President Carter say s housing secretary-nominee Moon Laudrieu is an "honorable man," and he has "no concern" the former New Orleans mayor has a conflict of interest problem with his real estate dealings.
In an interview with visiting editors Friday, released by the White House yesterday, Carter discussed allegations against Landrieu, the Palestinian question and his own reelection.
Carter was spending the weekend at Camp David and planned to return to the White House tomorrow.
Landrieu went to work for a New Orleans developer, Joseph C. Canizaro, the day after his term as mayor expired. He later received a 10 percent interest in a partnership with Canizaro, without putting up any money. While Landrieu was mayor, a rich parcel of city-owned river front property had been traded to Canizaro.
"Moon is an honorable man," Carter said. I have no concern about this at all. I trust him, and he would be an excellent Cabinet officer."
Carter said that if he decides to run for another term, "I would have a good chance to get reelected." He said he would announce his intentions later this year, but he is expected to run.
Asked to clarify his position on the Palestinians, Carter said: "I am against any creation of a separate Palestinian state. I don't think it would be good for the Palestinians. I don't think it would be good for Israel.
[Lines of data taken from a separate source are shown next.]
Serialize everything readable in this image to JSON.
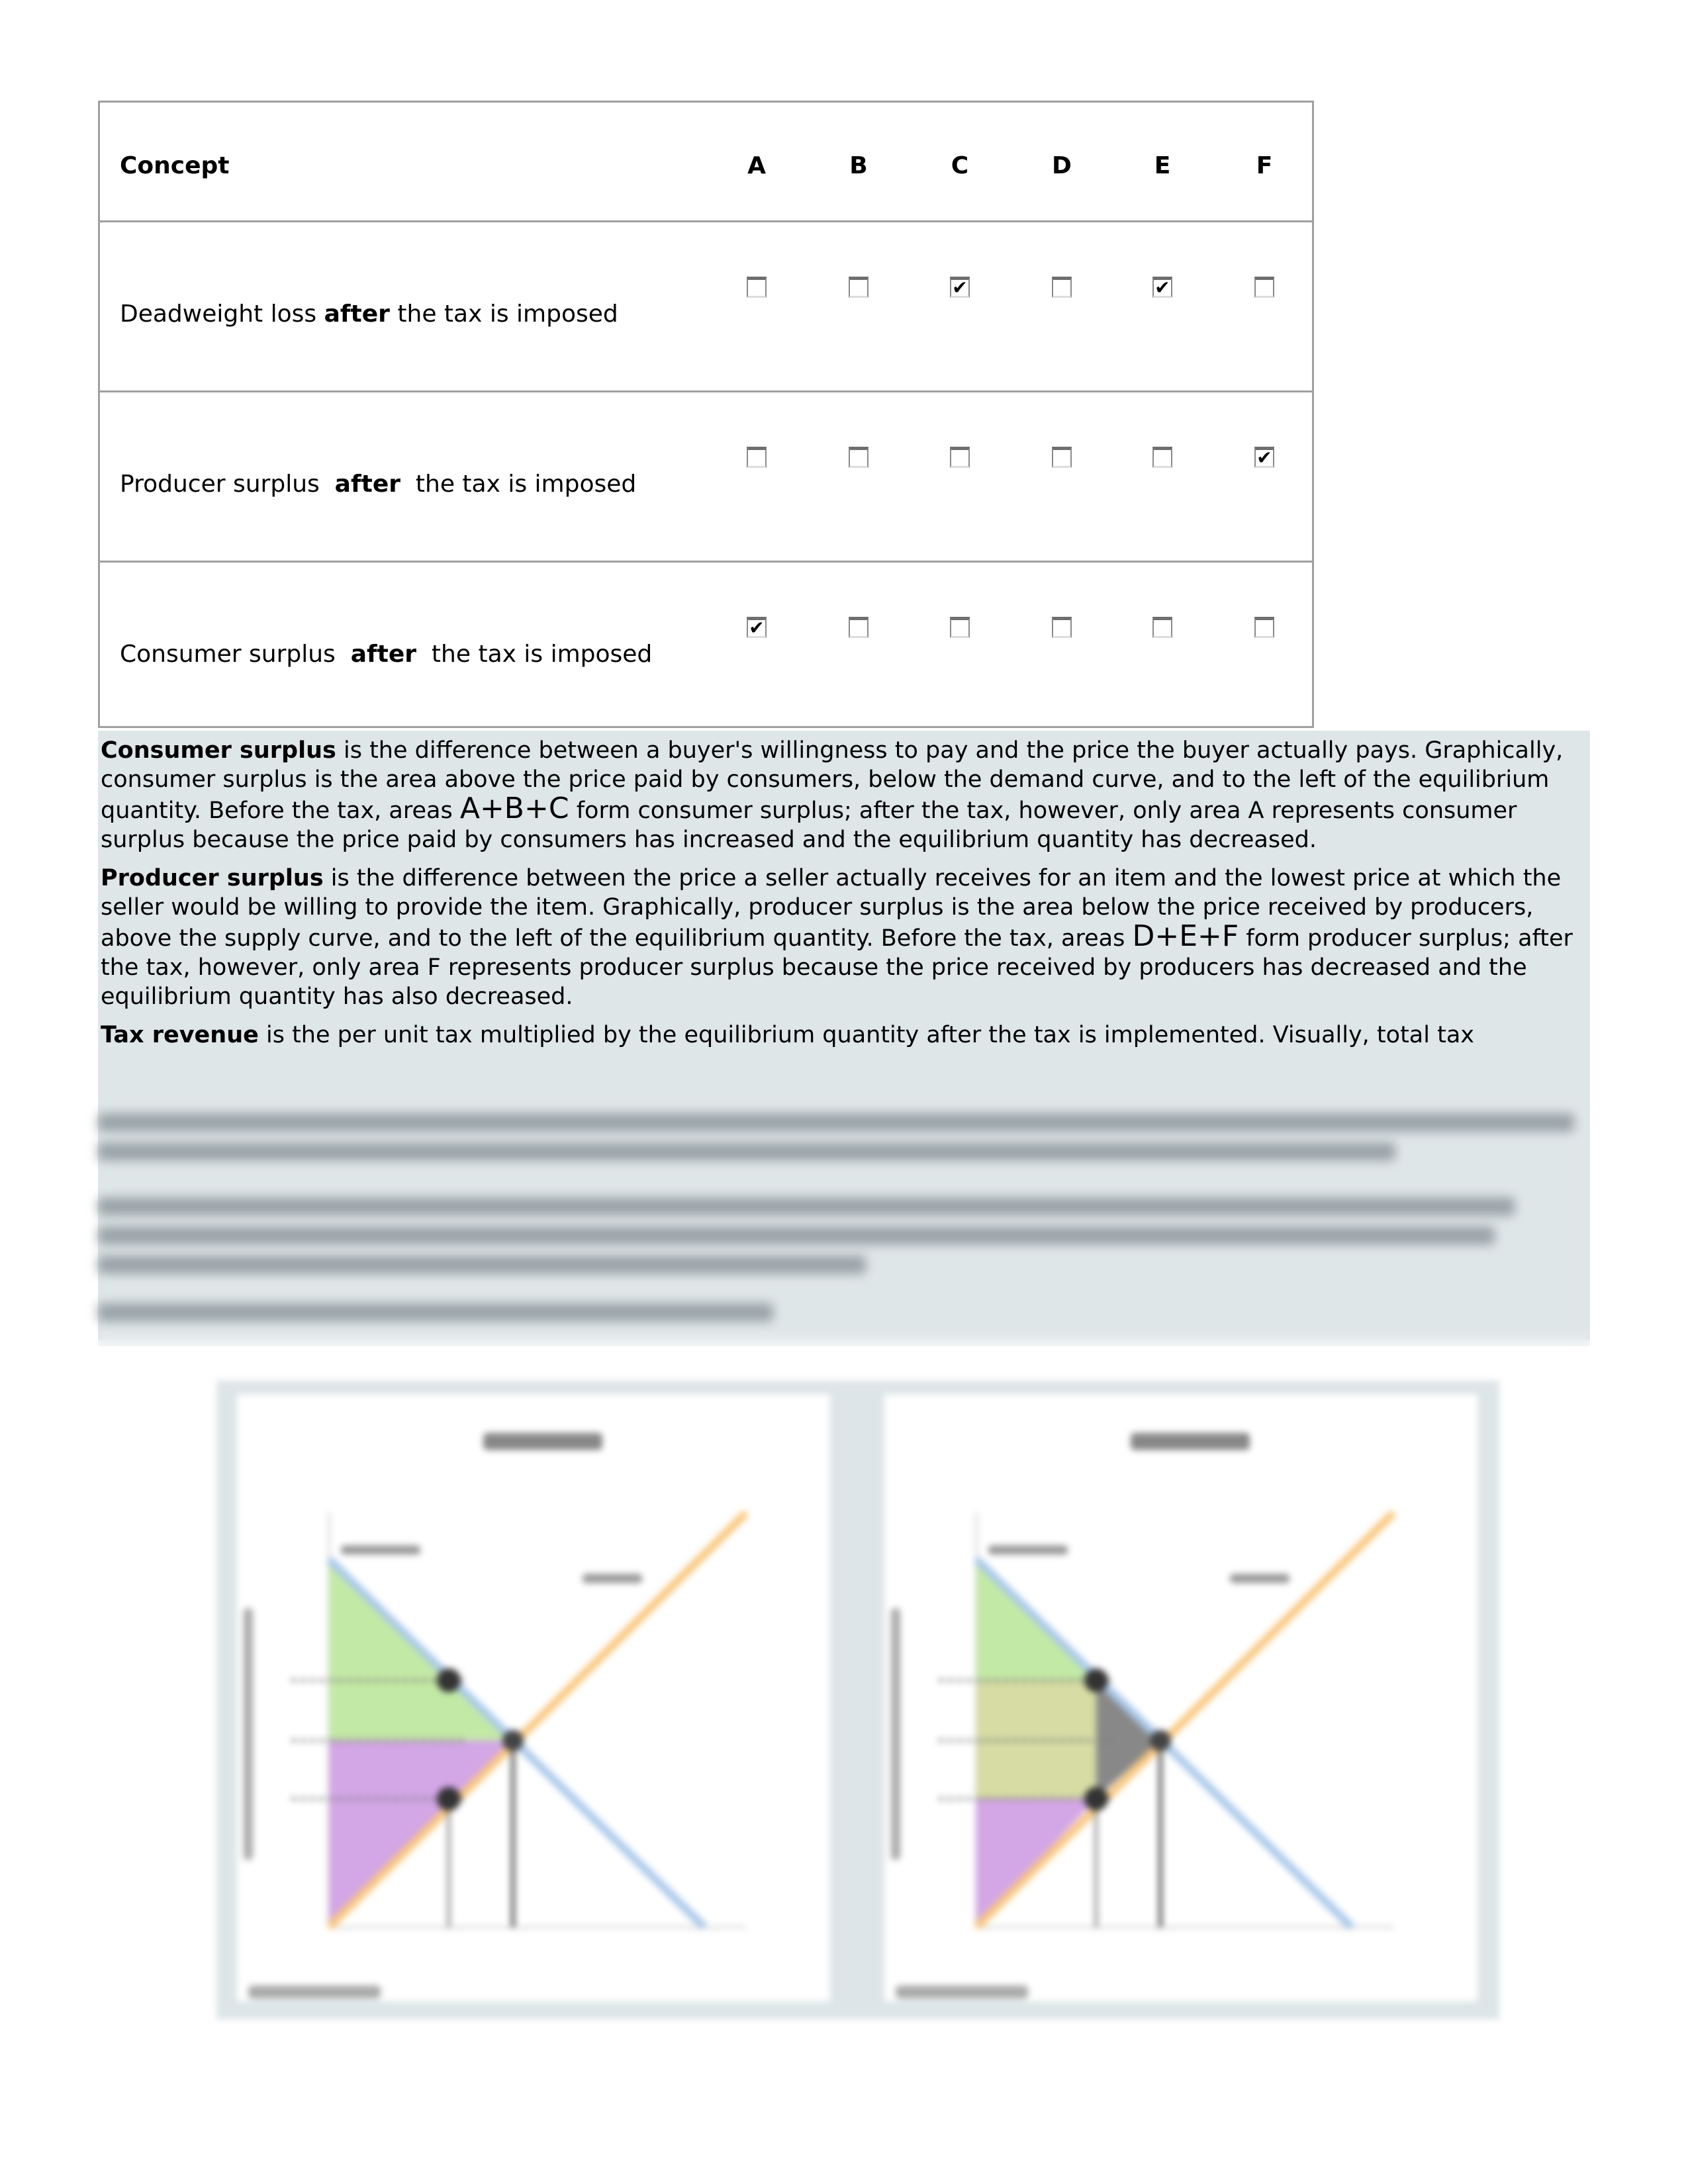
{
  "table": {
    "header": {
      "concept": "Concept",
      "columns": [
        "A",
        "B",
        "C",
        "D",
        "E",
        "F"
      ]
    },
    "rows": [
      {
        "pre": "Deadweight loss ",
        "bold": "after",
        "post": " the tax is imposed",
        "checked": [
          false,
          false,
          true,
          false,
          true,
          false
        ]
      },
      {
        "pre": "Producer surplus  ",
        "bold": "after",
        "post": "  the tax is imposed",
        "checked": [
          false,
          false,
          false,
          false,
          false,
          true
        ]
      },
      {
        "pre": "Consumer surplus  ",
        "bold": "after",
        "post": "  the tax is imposed",
        "checked": [
          true,
          false,
          false,
          false,
          false,
          false
        ]
      }
    ]
  },
  "explanation": {
    "p1": {
      "term": "Consumer surplus",
      "text1": " is the difference between a buyer's willingness to pay and the price the buyer actually pays. Graphically, consumer surplus is the area above the price paid by consumers, below the demand curve, and to the left of the equilibrium quantity. Before the tax, areas ",
      "areas": "A+B+C",
      "text2": " form consumer surplus; after the tax, however, only area A represents consumer surplus because the price paid by consumers has increased and the equilibrium quantity has decreased."
    },
    "p2": {
      "term": "Producer surplus",
      "text1": " is the difference between the price a seller actually receives for an item and the lowest price at which the seller would be willing to provide the item. Graphically, producer surplus is the area below the price received by producers, above the supply curve, and to the left of the equilibrium quantity. Before the tax, areas ",
      "areas": "D+E+F",
      "text2": " form producer surplus; after the tax, however, only area F represents producer surplus because the price received by producers has decreased and the equilibrium quantity has also decreased."
    },
    "p3": {
      "term": "Tax revenue",
      "text1": " is the per unit tax multiplied by the equilibrium quantity after the tax is implemented. Visually, total tax"
    }
  },
  "colors": {
    "panel_bg": "#dfe6e8",
    "consumer_surplus": "#c3e9a6",
    "producer_surplus": "#d3a6e6",
    "tax_revenue": "#d6dca4",
    "demand": "#a9c8ea",
    "supply": "#f9c77e"
  }
}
I don't think it would be good for the Arab neighbors of such a state."
Carter said he will not deal with the Palestine Liberation Organization unless it recognizes "the right of Israel to exist," and added U.S. policy has never deviated from that condition.
He warned it would be "dangerous," and he would oppose a move to gut the "windfall profits" tax on the oil industry in the Senate and try to draft a more acceptable bill in a House-Senate conference.
Carter said he will follow the recommendations of the commission looking into the Three Mile Island nuclear accident. But he added that there is "no way that our country can close down nuclear plants...and it would be ill-advised to terminate the construction of nuclear power plants that have already been approved."